Installing Required Libraries

Next you’ll need to install the required libraries, including Crawlbase and BeautifulSoup for data handling. Run the following command in your terminal:

pip install crawlbase beautifulsoup4

Crawlbase: Used to interact with the Crawlbase products including Crawling API.
BeautifulSoup: For parsing HTML and extracting the required data.

Choosing an IDE

To write and run your Python scripts smoothly, use a good IDE (Integrated Development Environment). Here are a few:

Visual Studio Code: Lightweight and highly customizable. Many developers love it.
PyCharm: Full of features, built for Python.
Jupyter Notebook: For interactive coding and quick tests.

Now that you have your environment set up, let’s start scraping Rotten Tomatoes for movie ratings with Python. In the next section we’ll get into the code that will extract movie ratings and other info from Rotten Tomatoes.

Scraping Rotten Tomatoes Movie Listings

Here we will scrape movie listings from Rotten Tomatoes. We will look at the HTML, write the scraper, handle pagination and organize the data. We will use the Crawlbase Crawling API for JavaScript and dynamic content.

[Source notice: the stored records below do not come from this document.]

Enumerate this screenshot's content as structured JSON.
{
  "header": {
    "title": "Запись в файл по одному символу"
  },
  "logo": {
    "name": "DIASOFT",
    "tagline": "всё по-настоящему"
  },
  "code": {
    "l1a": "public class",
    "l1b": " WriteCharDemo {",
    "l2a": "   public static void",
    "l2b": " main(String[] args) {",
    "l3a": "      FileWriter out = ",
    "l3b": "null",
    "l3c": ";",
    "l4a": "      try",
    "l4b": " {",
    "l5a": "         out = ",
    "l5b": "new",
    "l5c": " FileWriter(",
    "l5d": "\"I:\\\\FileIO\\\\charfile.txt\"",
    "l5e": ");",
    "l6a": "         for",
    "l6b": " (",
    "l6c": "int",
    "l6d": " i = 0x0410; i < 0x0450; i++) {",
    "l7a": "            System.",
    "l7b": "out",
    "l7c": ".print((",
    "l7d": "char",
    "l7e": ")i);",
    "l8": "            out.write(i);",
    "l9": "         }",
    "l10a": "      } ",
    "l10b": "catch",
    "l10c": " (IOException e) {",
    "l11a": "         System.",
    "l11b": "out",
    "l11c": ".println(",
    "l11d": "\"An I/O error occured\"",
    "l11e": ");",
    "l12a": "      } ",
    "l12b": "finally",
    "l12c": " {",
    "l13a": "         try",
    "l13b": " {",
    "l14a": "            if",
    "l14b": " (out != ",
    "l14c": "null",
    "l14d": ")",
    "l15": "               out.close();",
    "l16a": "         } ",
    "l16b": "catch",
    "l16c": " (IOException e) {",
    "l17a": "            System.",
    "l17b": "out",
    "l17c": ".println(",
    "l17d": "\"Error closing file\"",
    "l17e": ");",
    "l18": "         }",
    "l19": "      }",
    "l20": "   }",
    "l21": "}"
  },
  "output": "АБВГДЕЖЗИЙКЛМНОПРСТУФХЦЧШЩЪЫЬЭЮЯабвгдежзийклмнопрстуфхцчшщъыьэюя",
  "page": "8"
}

Inspecting the HTML Structure

Before we write the scraper we need to inspect the Rotten Tomatoes page to see what the structure looks like. This will help us know what to target.

Open the Rotten Tomatoes page: Go to the page you want to scrape. For example we are scraping Top Box Office movies List.
Open Developer Tools: Right-click on the page and select “Inspect” or press Ctrl+Shift+I (Windows) or Cmd+Option+I (Mac).

Identify the Movie Container: Movies on Rotten Tomatoes are usually inside elements with class flex-container which are inside a parent with attribute data-qa="discovery-media-list".
Locate Key Data:

Title: Usually inside a <span> with attribute like data-qa="discovery-media-list-item-title". This is the movie title.
Critics Score: Inside an rt-text element with slot="criticsScore". This is the critics score for the movie.
Audience Score: Also inside an rt-text element but with slot="audienceScore". This is the audience score for the movie.
Link: The movie link is usually inside an <a> tag with data-qa attribute that starts with discovery-media-list-item. You can extract the href attribute from this element to get the link to the movie’s page.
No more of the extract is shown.